Nasdaq OMX Group (NDAQ) has terminated its contract to run a key piece of market infrastructure that malfunctioned last year, causing an embarrassing three-hour trading halt of Nasdaq-listed securities.

The decision comes amid increased regulatory scrutiny in the wake of last August’s Flash Freeze, which highlighted concerns about the safety and soundness of market infrastructure.

According to a person familiar with the matter, Nasdaq sent a letter to the committee overseeing the Securities Information Processor in November stating the exchange would terminate its contract to operate the system. 

The contract stipulates that the termination process take 24 months, so Nasdaq will still operate SIP for the time being. The lengthy process to exit the contract is because the SIP is considered a critical piece of market plumbing that needs to constantly be operated by a vendor.

The Nasdaq SIP, which malfunctioned during the Flash Freeze, is used by retail investors and market-data providers for stock quotes. The New York Stock Exchange, now a division of IntercontinentalExchange (ICE), operates a separate SIP.

Disclosures about the outdated systems have sparked fairness concerns given that high-frequency traders use sophisticated data feeds sold by exchanges that give them a huge speed advantage.

Late last year, a report revealed the SIP operated by Nasdaq is still running on the decade-old Windows 2003 operating system.

The Nasdaq termination decision appeared to be driven by frustrations over a lack of urgency to upgrade SIP.

A person familiar with the matter said Nasdaq sent the committee 10 items that needed to be fixed about four months ago, but the committee did not move forward on them. Some of these fixes would have taken almost two years to complete, while others like creating an LLC would have been decidedly easier.

The bylaws of the SIP require a majority of the 15 members of the committee approve any changes, meaning Nasdaq would not be able to upgrade the systems on its own.

Joe Saluzzi, partner at Themis Trading and author of Broken Markets, said he is "skeptical" that Nasdaq truly wants to give up control of its SIP and suggested the move is part of a "political negotiation to jumpstart" the modernization process. 

Either way, Saluzzi does not believe it's likely the SIP will get the independent ownership he and others have called for.

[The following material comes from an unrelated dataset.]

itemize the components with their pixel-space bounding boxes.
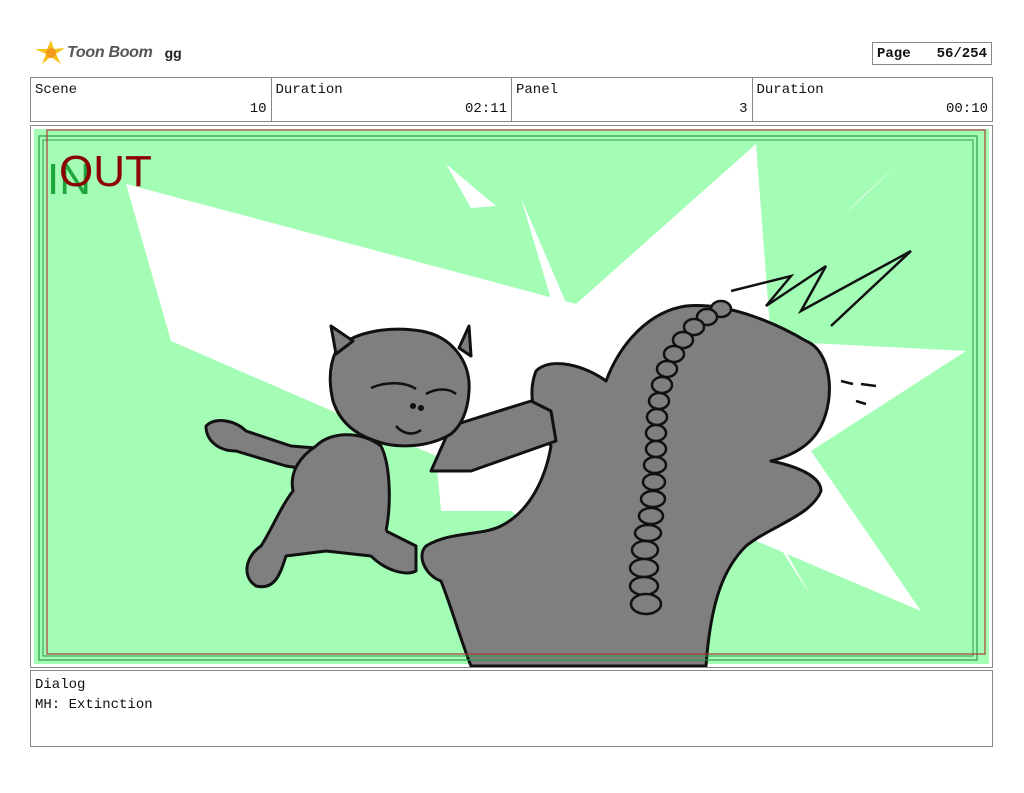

"It should be operated independently of the equity exchange structure and without influence from the exchanges, which have clearly demonstrated no commitment to providing a level playing field for regular investors," he said.

A person familiar with Nasdaq's thinking denied the contract cancellation is a negotiating ploy.

The Nasdaq cancellation letter was first revealed by The Wall Street Journal.